Intermediate+ Word of the Day: spruce

spruce (noun, adjective, verb) /sprus/ LISTEN

A spruce is a type of tree from the pine family with short, angled, needle-shaped leaves, and also the wood taken from it. As an adjective, spruce means ‘made from the wood of these trees.’ However, spruce, as an adjective, has another meaning, ‘tidy or trim in appearance,’ and the related verb, usually followed by up, means ‘to make tidy or smart.’

Example sentences

  • Most of the trees in the forest were spruces.
  • The carpenter is using spruce to make the joists.
  • The living room has spruce flooring.
  • Steve looks very spruce in that suit.
  • We're sprucing up the house a bit before we try to sell it.
  • You might want to spruce yourself up for your job interview.

In pop culture

The Spruces and the Pines is a comedy about two feuding families who run rival Christmas tree farms.
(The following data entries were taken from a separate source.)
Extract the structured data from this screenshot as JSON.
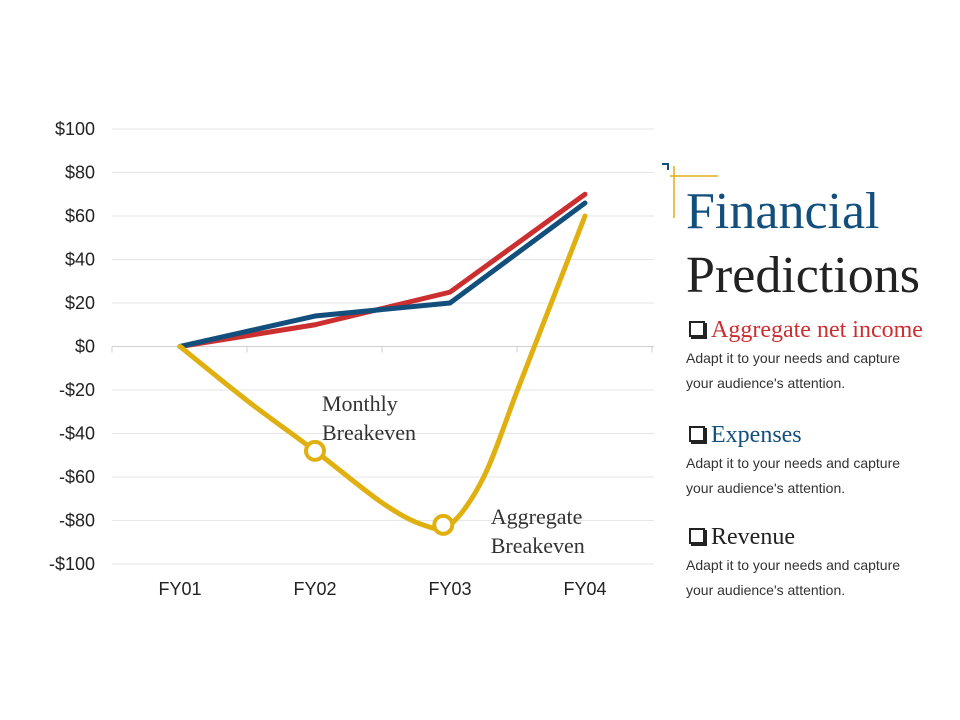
{
  "colors": {
    "revenue": "#134f7c",
    "net_income": "#cc2f2f",
    "expenses": "#e0b010",
    "title_blue": "#134f7c",
    "title_dark": "#222222",
    "gold": "#e0b010",
    "grid": "#e6e6e6"
  },
  "title": {
    "line1": "Financial",
    "line2": "Predictions"
  },
  "legend": [
    {
      "key": "net_income",
      "label": "Aggregate net income",
      "description": "Adapt it to your needs and capture your audience's attention.",
      "icon": "checkbox-icon"
    },
    {
      "key": "expenses",
      "label": "Expenses",
      "description": "Adapt it to your needs and capture your audience's attention.",
      "icon": "checkbox-icon"
    },
    {
      "key": "revenue",
      "label": "Revenue",
      "description": "Adapt it to your needs and capture your audience's attention.",
      "icon": "checkbox-icon"
    }
  ],
  "chart_data": {
    "type": "line",
    "categories": [
      "FY01",
      "FY02",
      "FY03",
      "FY04"
    ],
    "ylim": [
      -100,
      100
    ],
    "y_ticks": [
      100,
      80,
      60,
      40,
      20,
      0,
      -20,
      -40,
      -60,
      -80,
      -100
    ],
    "y_tick_labels": [
      "$100",
      "$80",
      "$60",
      "$40",
      "$20",
      "$0",
      "-$20",
      "-$40",
      "-$60",
      "-$80",
      "-$100"
    ],
    "grid": true,
    "series": [
      {
        "key": "net_income",
        "x": [
          1,
          2,
          3,
          4
        ],
        "values": [
          0,
          10,
          25,
          70
        ]
      },
      {
        "key": "revenue",
        "x": [
          1,
          2,
          3,
          4
        ],
        "values": [
          0,
          14,
          20,
          66
        ]
      },
      {
        "key": "expenses",
        "smooth": true,
        "x": [
          1,
          1.5,
          2,
          2.5,
          2.8,
          3,
          3.25,
          3.5,
          3.75,
          4
        ],
        "values": [
          0,
          -25,
          -48,
          -72,
          -82,
          -82,
          -60,
          -20,
          20,
          60
        ]
      }
    ],
    "markers": [
      {
        "series": "expenses",
        "x": 2,
        "y": -48
      },
      {
        "series": "expenses",
        "x": 2.95,
        "y": -82
      }
    ],
    "annotations": [
      {
        "lines": [
          "Monthly",
          "Breakeven"
        ],
        "anchor_x": 2,
        "anchor_y": -25
      },
      {
        "lines": [
          "Aggregate",
          "Breakeven"
        ],
        "anchor_x": 3.25,
        "anchor_y": -77
      }
    ]
  }
}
You can see the trailer for the movie here:

Did you know?

You may sometimes see spruce written with a capital “S,” especially in older texts. This is because the tree takes its name from an old name for its area of origin, Prussia, which was once also known as Spruce or Spruce-land. If you want to know more about Prussia, you can read about its history here.

Origin

Spruce, the name of a fir tree, dates back to the mid-17th century. It evolved from the adjective spruce, which meant ‘made of spruce wood,’ and had been used since the early 15th century. It, in turn, came from the Spruce or Sprws, a 14th century variation on the French Pruce, for Prussia. It was originally used to mean any type of wood brought from Prussia, but became the name of a particular species of evergreen in the early 18th century. The adjective spruce, meaning ‘neat,’ ‘smart in appearance’ or ‘dapper’ is a bit older; it dates back to the late 16th century. It can also be traced back to Prussia, though that is where the relation ends. Spruce, in this sense, derived from sprucer-leather or spruce-jerkin, which meant jerkin made of leather imported from Prussia, considered to be particularly fine. In the 15th to 17th centuries, goods from Prussia were considered luxuries, so the name became a stand-in for anything considered to be particularly fine. The verb, meaning ‘to make dapper or neat’ also dates back to the late 16th century, and comes from the adjective.